Eleanor Roosevelt famously said:
“Great minds discuss ideas; average minds discuss events; small minds discuss people.”
Oh dear. I realize how often in my daily interactions I slip into the category of discussing events and people, but I aspire to do better.
Journalist Steve Wasserman asks: “Does the ethos of acceleration prized by the internet diminish our capacity for deliberation and enfeeble our capacity for genuine reflection? Does the daily avalanche of information banish the space needed for actual wisdom?”
What would Eleanor Roosevelt think about the way social media bombards us with ‘bites’ of information, but no true analysis of events?

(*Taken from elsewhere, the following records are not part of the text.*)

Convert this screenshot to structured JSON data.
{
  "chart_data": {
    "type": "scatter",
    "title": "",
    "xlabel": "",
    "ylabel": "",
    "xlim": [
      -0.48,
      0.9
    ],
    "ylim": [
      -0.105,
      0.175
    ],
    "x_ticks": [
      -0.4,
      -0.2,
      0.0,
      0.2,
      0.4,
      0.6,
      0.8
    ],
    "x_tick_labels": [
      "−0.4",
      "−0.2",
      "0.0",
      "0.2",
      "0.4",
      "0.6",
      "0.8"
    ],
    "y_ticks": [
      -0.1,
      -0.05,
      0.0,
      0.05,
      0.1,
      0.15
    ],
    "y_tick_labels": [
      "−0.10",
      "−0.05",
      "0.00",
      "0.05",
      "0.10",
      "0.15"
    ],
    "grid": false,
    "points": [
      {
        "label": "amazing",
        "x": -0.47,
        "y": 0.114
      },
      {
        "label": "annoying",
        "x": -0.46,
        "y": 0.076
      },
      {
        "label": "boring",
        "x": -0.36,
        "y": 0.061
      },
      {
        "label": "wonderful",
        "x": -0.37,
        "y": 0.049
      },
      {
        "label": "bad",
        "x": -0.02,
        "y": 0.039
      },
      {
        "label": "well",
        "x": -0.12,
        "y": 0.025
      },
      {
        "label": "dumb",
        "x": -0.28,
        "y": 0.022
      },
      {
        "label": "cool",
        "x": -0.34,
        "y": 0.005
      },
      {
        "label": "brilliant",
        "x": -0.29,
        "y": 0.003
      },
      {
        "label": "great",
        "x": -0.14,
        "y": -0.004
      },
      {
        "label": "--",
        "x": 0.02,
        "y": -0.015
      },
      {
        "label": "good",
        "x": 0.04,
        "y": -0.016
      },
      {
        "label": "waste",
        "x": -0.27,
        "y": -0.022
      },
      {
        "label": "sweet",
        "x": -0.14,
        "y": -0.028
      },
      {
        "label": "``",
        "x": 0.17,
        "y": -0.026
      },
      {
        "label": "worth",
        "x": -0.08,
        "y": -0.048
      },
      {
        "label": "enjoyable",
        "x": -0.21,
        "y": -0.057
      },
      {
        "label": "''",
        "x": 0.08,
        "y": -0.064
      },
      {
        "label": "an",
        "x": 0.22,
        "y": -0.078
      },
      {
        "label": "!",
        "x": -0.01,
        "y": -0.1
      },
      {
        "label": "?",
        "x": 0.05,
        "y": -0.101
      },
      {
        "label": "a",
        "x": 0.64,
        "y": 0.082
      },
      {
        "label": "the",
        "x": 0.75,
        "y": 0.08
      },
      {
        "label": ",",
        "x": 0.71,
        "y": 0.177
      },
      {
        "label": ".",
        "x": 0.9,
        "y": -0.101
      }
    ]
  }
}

This is why I love bookclub. Coming together for the sole purpose of discussing the ideas presented in thoughtful books is so enriching. When the other group members share their insights I see that each person’s experience of the world allows them to interpret the story and its ideas differently. That in turn promotes clarity and then wisdom, and helps me become a more empathetic person. Books (and journals) are the antithesis of ‘fast news’, which, like ‘fast fashion’ has quantity but no quality.
One of the silver linings from the pandemic is that each of my three adult daughters has rediscovered books and reading. When the pandemic is declared over, I hope they will continue to read and, even more importantly, discuss the ideas found on the pages.